Par Véronique R., membre fondatrice et membre du comité de l’Association Nai Qala
Cet été, j’ai traversé l’Afghanistan, suivant les pistes poussiéreuses de Kaboul jusqu’aux hautes vallées de Bamyan, Daikundi et Ghazni. Le voyage fut long : des heures de route de montagne, d’innombrables checkpoints, des retards imprévus. Mais ce que j’ai découvert au bout de chaque chemin valait chaque cahot, chaque nuage de poussière avalé : des communautés qui construisent, dans la discrétion, leur avenir grâce à l’éducation.
Kaboul : la vie derrière des portes closes
Kaboul accueille les visiteurs avec une énergie pleine de contradictions. Les rues sont animées, mais pour les femmes, l’espace public est restreint. Beaucoup restent à l’intérieur ; les fenêtres sont obscurcies, les parcs leur sont fermés.
Pourtant, l’hospitalité y demeure. Autour des déjeuners partagés au bureau de Nai Qala, les collègues échangent des nouvelles, souvent déprimantes, tout en conservant un humour et un optimisme qui défient les gros titres du jour.
Des routes qui relient les villages
Quitter la capitale, c’est se laisser porter par le rythme des montagnes.
Les chauffeurs franchissent des cols rocheux et des lits de rivière, s’arrêtant pour un thé, une tranche de pastèque ou des kebabs, des brochettes traditionnelles de mouton.
Ces trajets révèlent la distance, géographique et sociale, entre la ville et la campagne, mais aussi les liens qui les unissent.
Des leçons au-delà des murs
Dans chaque village reculé, j’ai trouvé la même détermination tranquille.
Parfois la classe n’est qu’une pièce prêtée dans une mosquée, parfois une chambre d’hôtes en briques de terre. Les enfants récitent les chiffres, chantent, apprennent à se brosser les dents. Les mères se rassemblent à l’extérieur.
Ces salles de classe sont bien plus que des lieux d’apprentissage ou de jeux : ce sont des centres de vie communautaire, où s’ouvrent des discussions sur la santé, la coopération et le respect.
Les femmes au cœur du changement
Les enseignantes que j’ai rencontrées, souvent les seules femmes de leur village à exercer un emploi rémunéré, portent une responsabilité exceptionnelle. Elles enseignent les lettres et les nombres, mais incarnent aussi l’indépendance et le leadership pour la prochaine génération. Leur engagement montre que l’éducation des filles profite à toute la famille et à toute la communauté.
L’équipe de soutien de Kaboul
Derrière chaque classe rurale isolée se tient une équipe dévouée à Kaboul. Elle gère la logistique, obtient les autorisations, surveille la sécurité et fait acheminer les fournitures, souvent jusqu’à tard le soir. Grâce à son efficacité discrète, un enfant d’une vallée reculée peut dessiner dans son cahier demain, parce que quelqu’un, dans la capitale, a travaillé sans relâche aujourd’hui.

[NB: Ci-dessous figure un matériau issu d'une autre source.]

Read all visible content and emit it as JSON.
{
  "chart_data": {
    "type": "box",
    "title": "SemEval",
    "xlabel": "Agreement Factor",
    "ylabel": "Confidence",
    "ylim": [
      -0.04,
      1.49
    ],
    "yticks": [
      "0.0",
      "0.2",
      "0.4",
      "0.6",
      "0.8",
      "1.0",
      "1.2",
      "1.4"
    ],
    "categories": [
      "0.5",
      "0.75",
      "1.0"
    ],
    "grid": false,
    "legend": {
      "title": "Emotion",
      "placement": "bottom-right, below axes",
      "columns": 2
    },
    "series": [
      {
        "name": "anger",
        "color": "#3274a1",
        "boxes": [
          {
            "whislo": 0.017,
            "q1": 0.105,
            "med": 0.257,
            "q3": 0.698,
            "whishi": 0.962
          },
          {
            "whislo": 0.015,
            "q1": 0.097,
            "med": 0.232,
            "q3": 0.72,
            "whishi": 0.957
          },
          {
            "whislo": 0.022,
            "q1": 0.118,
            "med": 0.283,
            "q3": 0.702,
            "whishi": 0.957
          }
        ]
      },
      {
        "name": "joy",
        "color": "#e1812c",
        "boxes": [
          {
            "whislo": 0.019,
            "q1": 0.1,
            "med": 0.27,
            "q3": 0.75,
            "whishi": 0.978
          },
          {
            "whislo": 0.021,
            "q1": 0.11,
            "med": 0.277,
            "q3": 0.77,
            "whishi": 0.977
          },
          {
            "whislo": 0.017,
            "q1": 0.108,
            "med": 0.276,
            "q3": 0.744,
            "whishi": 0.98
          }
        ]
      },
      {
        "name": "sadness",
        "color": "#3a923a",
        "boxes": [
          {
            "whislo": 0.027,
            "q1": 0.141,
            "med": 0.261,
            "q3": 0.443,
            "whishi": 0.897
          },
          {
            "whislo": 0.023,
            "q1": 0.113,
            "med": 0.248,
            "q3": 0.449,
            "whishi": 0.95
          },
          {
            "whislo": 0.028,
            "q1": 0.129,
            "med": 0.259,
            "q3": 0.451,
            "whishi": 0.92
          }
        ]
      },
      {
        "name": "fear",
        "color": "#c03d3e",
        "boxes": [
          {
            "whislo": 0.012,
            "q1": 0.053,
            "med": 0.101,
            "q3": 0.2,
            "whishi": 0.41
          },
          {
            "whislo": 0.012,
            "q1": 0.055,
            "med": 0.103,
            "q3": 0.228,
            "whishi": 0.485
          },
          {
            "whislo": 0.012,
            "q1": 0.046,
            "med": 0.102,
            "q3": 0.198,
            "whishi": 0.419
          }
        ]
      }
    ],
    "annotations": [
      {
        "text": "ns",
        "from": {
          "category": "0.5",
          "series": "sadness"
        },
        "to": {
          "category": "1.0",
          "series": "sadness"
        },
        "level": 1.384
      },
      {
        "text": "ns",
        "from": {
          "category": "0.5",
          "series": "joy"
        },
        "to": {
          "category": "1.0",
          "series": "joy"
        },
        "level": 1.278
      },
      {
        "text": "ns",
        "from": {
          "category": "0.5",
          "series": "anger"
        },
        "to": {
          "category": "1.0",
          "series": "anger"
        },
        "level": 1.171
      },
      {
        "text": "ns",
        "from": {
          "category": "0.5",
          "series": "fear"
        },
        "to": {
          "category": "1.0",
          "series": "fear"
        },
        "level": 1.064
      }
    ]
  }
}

Générosité dans la simplicité
Dans de nombreuses classes que j’ai visitées, les enfants ont offert ce que leurs familles pouvaient partager : un petit sachet d’abricots secs, une poignée d’amandes. Des communautés ont donné des robes traditionnelles, et les collègues m’ont accueillie, telle une princesse, avec une attention extraordinaire. Leur générosité, offerte malgré des moyens limités, est une leçon durable de dignité et de résilience.
Réflexion personnelle
Voyager en Afghanistan n’est pas du tourisme ; c’est une invitation à être témoin du courage. Je reviens avec la conviction que l’éducation est l’espoir en action. Tant qu’une seule classe reste ouverte, un chemin demeure pour les enfants et leurs familles.
De retour chez moi, je mesure combien ce voyage m’a marquée. Les rires autour d’innombrables tasses de thé me manquent, tout comme la fierté des enseignantes partageant les progrès de leurs élèves et la force tranquille des collègues qui travaillent chaque jour dans des conditions difficiles. Je suis également profondément inspirée par la présidente de Nai Qala, dont l’engagement sans relâche, le courage et la vision continuent de guider l’association, même dans les circonstances les plus difficiles.
Oui, la route est longue et les obstacles nombreux, mais l’esprit de persévérance, de générosité et de foi en l’éducation que j’ai rencontrés reste plus fort que n’importe quelle restriction.